Les événements le confortèrent d'ailleurs dans ses certitudes. Quelques jours plus tard, le 24 octobre, s'ouvrait le procès des Girondins que l'on avait pu capturer et, à la Convention comme aux Jacobins, on avait autre chose à faire que s'occuper de lui. Surtout Hébert qui, dans son Père Duchesne, faisait entendre sa " Grande Joie ", un long cri de haine triomphante : " La France entière vous accuse. Vous n'échapperez pas au supplice que vous avez mérité... Eh vite donc, maître Sanson, graisse tes poulies et dispose-toi à faire faire la bascule à cette bande de scélérats que cinq cent millions de diables ont vomis et qui auraient dû être étouffés dans leur berceau ! "
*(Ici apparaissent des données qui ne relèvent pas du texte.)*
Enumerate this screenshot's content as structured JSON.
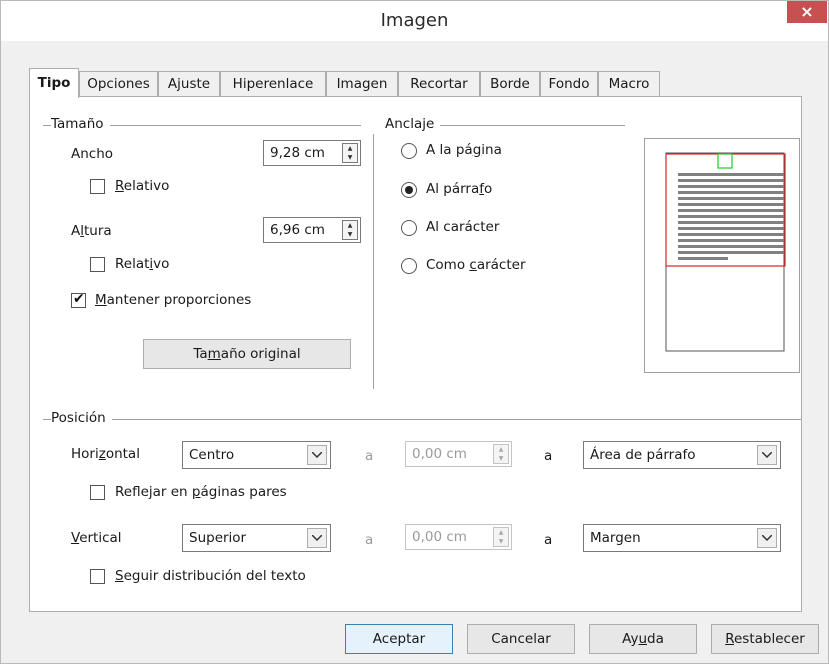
{
  "window": {
    "title": "Imagen",
    "close_icon": "×"
  },
  "tabs": [
    {
      "label": "Tipo",
      "active": true
    },
    {
      "label": "Opciones",
      "active": false
    },
    {
      "label": "Ajuste",
      "active": false
    },
    {
      "label": "Hiperenlace",
      "active": false
    },
    {
      "label": "Imagen",
      "active": false
    },
    {
      "label": "Recortar",
      "active": false
    },
    {
      "label": "Borde",
      "active": false
    },
    {
      "label": "Fondo",
      "active": false
    },
    {
      "label": "Macro",
      "active": false
    }
  ],
  "size": {
    "section_label": "Tamaño",
    "width_label_pre": "Ancho",
    "width_value": "9,28 cm",
    "relative_width_pre": "",
    "relative_width_underlined": "R",
    "relative_width_post": "elativo",
    "relative_width_checked": false,
    "height_label_pre": "A",
    "height_label_underlined": "l",
    "height_label_post": "tura",
    "height_value": "6,96 cm",
    "relative_height_pre": "Relat",
    "relative_height_underlined": "i",
    "relative_height_post": "vo",
    "relative_height_checked": false,
    "keep_ratio_underlined": "M",
    "keep_ratio_post": "antener proporciones",
    "keep_ratio_checked": true,
    "original_size_pre": "Ta",
    "original_size_underlined": "m",
    "original_size_post": "año original"
  },
  "anchor": {
    "section_label": "Anclaje",
    "options": [
      {
        "pre": "A la pá",
        "u": "g",
        "post": "ina",
        "selected": false
      },
      {
        "pre": "Al párra",
        "u": "f",
        "post": "o",
        "selected": true
      },
      {
        "pre": "Al carácter",
        "u": "",
        "post": "",
        "selected": false
      },
      {
        "pre": "Como ",
        "u": "c",
        "post": "arácter",
        "selected": false
      }
    ]
  },
  "position": {
    "section_label": "Posición",
    "horizontal_label_pre": "Hori",
    "horizontal_label_underlined": "z",
    "horizontal_label_post": "ontal",
    "horizontal_value": "Centro",
    "horizontal_by_label": "a",
    "horizontal_offset": "0,00 cm",
    "horizontal_to_label": "a",
    "horizontal_to_value": "Área de párrafo",
    "mirror_pre": "Reflejar en ",
    "mirror_underlined": "p",
    "mirror_post": "áginas pares",
    "mirror_checked": false,
    "vertical_label_underlined": "V",
    "vertical_label_post": "ertical",
    "vertical_value": "Superior",
    "vertical_by_label": "a",
    "vertical_offset": "0,00 cm",
    "vertical_to_label": "a",
    "vertical_to_value": "Margen",
    "follow_underlined": "S",
    "follow_post": "eguir distribución del texto",
    "follow_checked": false
  },
  "buttons": {
    "ok": "Aceptar",
    "cancel": "Cancelar",
    "help_pre": "Ay",
    "help_underlined": "u",
    "help_post": "da",
    "reset_underlined": "R",
    "reset_post": "establecer"
  },
  "colors": {
    "close_button": "#c75050",
    "frame_red": "#e0202c",
    "anchor_green": "#22cc22",
    "default_button_border": "#3c7fb1"
  }
}
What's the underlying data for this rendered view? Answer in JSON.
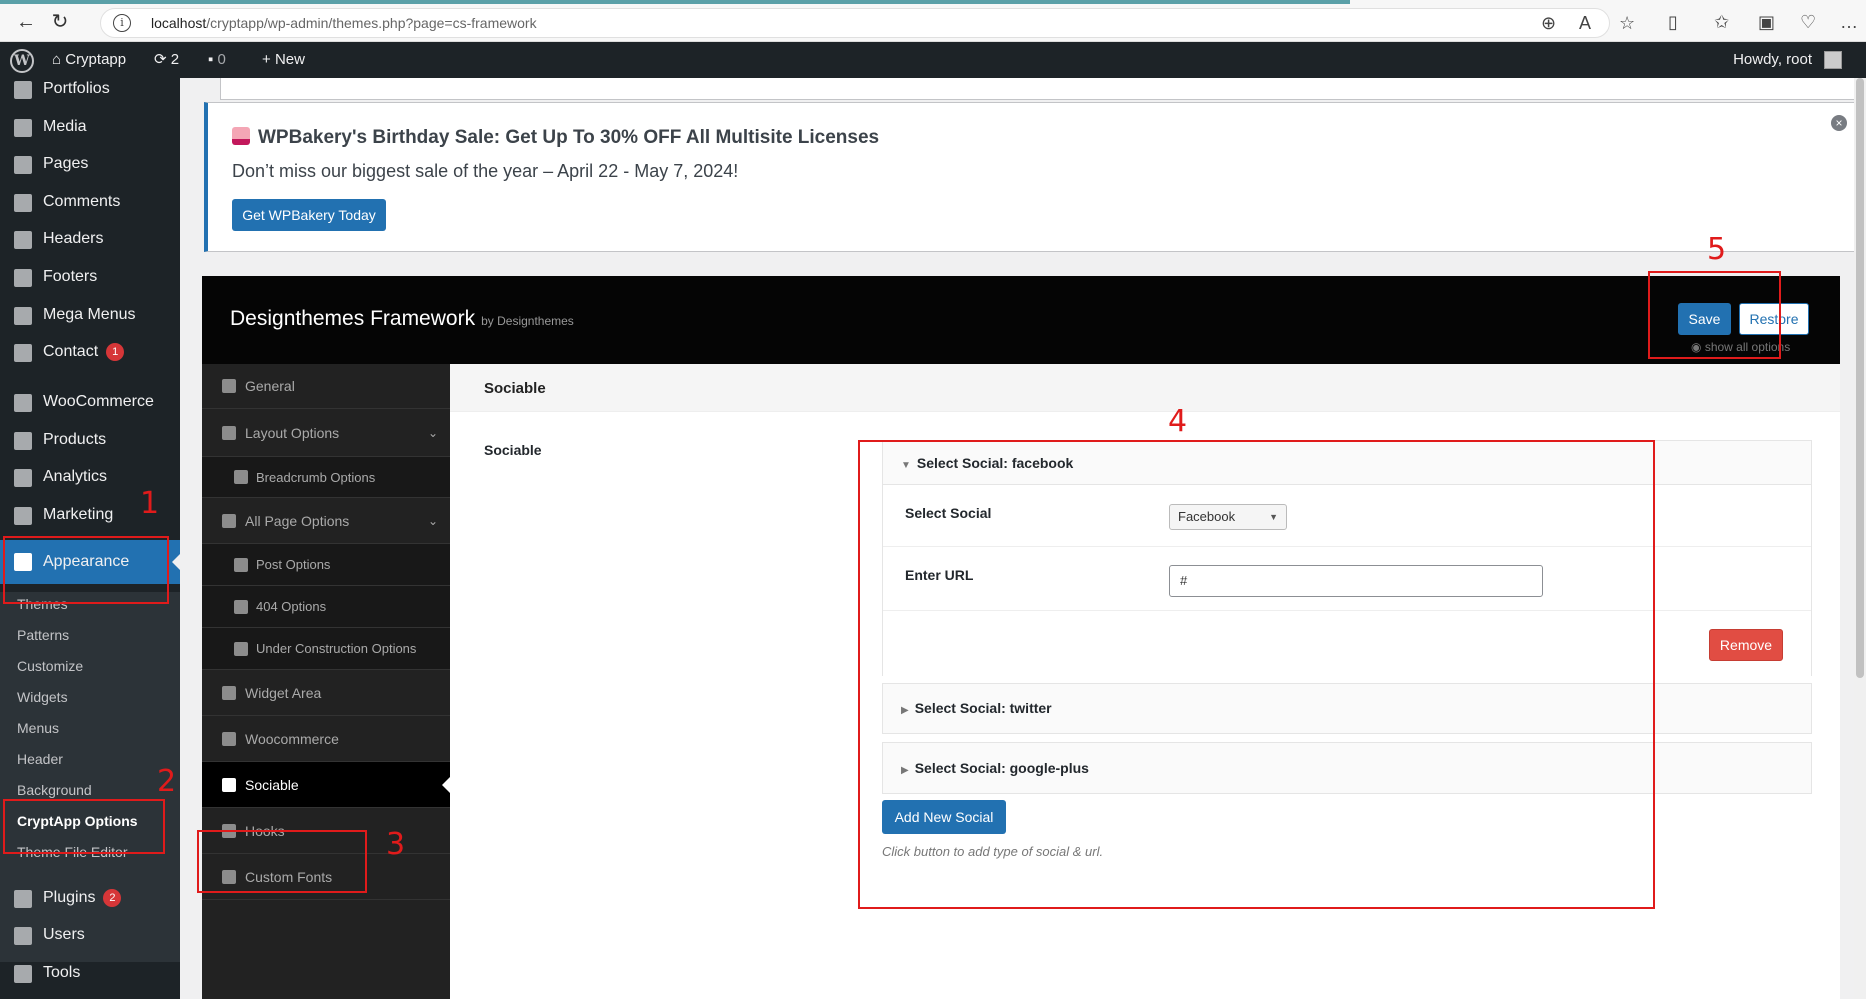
{
  "browser": {
    "url_host": "localhost",
    "url_path": "/cryptapp/wp-admin/themes.php?page=cs-framework"
  },
  "adminbar": {
    "site_name": "Cryptapp",
    "updates_count": "2",
    "comments_count": "0",
    "new_label": "New",
    "howdy": "Howdy, root"
  },
  "menu": {
    "items": [
      {
        "label": "Portfolios"
      },
      {
        "label": "Media"
      },
      {
        "label": "Pages"
      },
      {
        "label": "Comments"
      },
      {
        "label": "Headers"
      },
      {
        "label": "Footers"
      },
      {
        "label": "Mega Menus"
      },
      {
        "label": "Contact",
        "badge": "1"
      },
      {
        "label": "WooCommerce"
      },
      {
        "label": "Products"
      },
      {
        "label": "Analytics"
      },
      {
        "label": "Marketing"
      },
      {
        "label": "Appearance"
      },
      {
        "label": "Plugins",
        "badge": "2"
      },
      {
        "label": "Users"
      },
      {
        "label": "Tools"
      }
    ],
    "submenu": [
      "Themes",
      "Patterns",
      "Customize",
      "Widgets",
      "Menus",
      "Header",
      "Background",
      "CryptApp Options",
      "Theme File Editor"
    ]
  },
  "notice": {
    "title": "WPBakery's Birthday Sale: Get Up To 30% OFF All Multisite Licenses",
    "text": "Don’t miss our biggest sale of the year – April 22 - May 7, 2024!",
    "button": "Get WPBakery Today"
  },
  "framework": {
    "title": "Designthemes Framework",
    "by": "by Designthemes",
    "save": "Save",
    "restore": "Restore",
    "show_all": "show all options",
    "nav": [
      {
        "label": "General"
      },
      {
        "label": "Layout Options"
      },
      {
        "label": "Breadcrumb Options"
      },
      {
        "label": "All Page Options"
      },
      {
        "label": "Post Options"
      },
      {
        "label": "404 Options"
      },
      {
        "label": "Under Construction Options"
      },
      {
        "label": "Widget Area"
      },
      {
        "label": "Woocommerce"
      },
      {
        "label": "Sociable"
      },
      {
        "label": "Hooks"
      },
      {
        "label": "Custom Fonts"
      }
    ],
    "section_title": "Sociable",
    "field_label": "Sociable",
    "groups": [
      {
        "title": "Select Social: facebook"
      },
      {
        "title": "Select Social: twitter"
      },
      {
        "title": "Select Social: google-plus"
      }
    ],
    "select_social_label": "Select Social",
    "select_social_value": "Facebook",
    "enter_url_label": "Enter URL",
    "enter_url_value": "#",
    "remove": "Remove",
    "add_new": "Add New Social",
    "help": "Click button to add type of social & url."
  },
  "annotations": [
    "1",
    "2",
    "3",
    "4",
    "5"
  ],
  "colors": {
    "wp_dark": "#1d2327",
    "wp_blue": "#2271b1",
    "annotation_red": "#e01b1b",
    "remove_red": "#e14d43"
  }
}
Ils furent vingt et un à comparaître, tous députés d'un département entre la Somme et le Var, tous révolutionnaires de la première heure, signataires de la Déclaration des droits de l'homme, tous gens d'une certaine qualité, tous dans la force de l'âge. Chabot lui-même y parut comme témoin à charge le troisième jour du procès, délivrant un interminable discours destiné surtout à sa propre gloire et dénonçant au passage un " complot " des accusés auquel il aurait vertueusement refusé de s'associer. Il vécut là, devant ce tribunal dont la sentence était déjà prête, un intense moment d'autosatisfaction, persuadé qu'en écrasant des hommes impuissants il se mettait au-dessus de toute attaque. Dans la nuit du 30 au 31 octobre, tous furent condamnés mais vingt seulement montèrent à l'échafaud, Valazé s'étant poignardé au moment de la sentence. Ils s'embrassèrent au pied de la guillotine et moururent avec panache.
Mais plus impressionnant sans doute fut le supplice de leur égérie, la jeune et belle Mme Roland, qui mourut huit jours plus tard, vêtue d'une robe blanche à fleurs rosés. A aucun moment elle ne perdit son sourire, relevant même le courage de celui qui mourut avec elle, le directeur de la fabrique officielle des assignats-Chabot pouvait se croire tranquille quand, le lendemain 9 novembre (19 brumaire), Julien de Toulouse vint le réveiller - à tous les sens du terme. Celui-ci aimait bien l'ancien pasteur en qui il voyait un confrère assez sage pour comprendre que la religion ne menait à rien si l'on n'avait pas les moyens d'occuper les postes élevés. Il le reçut donc avec un enthousiasme qui s'éteignit comme une chandelle à la vue de son visage sévère.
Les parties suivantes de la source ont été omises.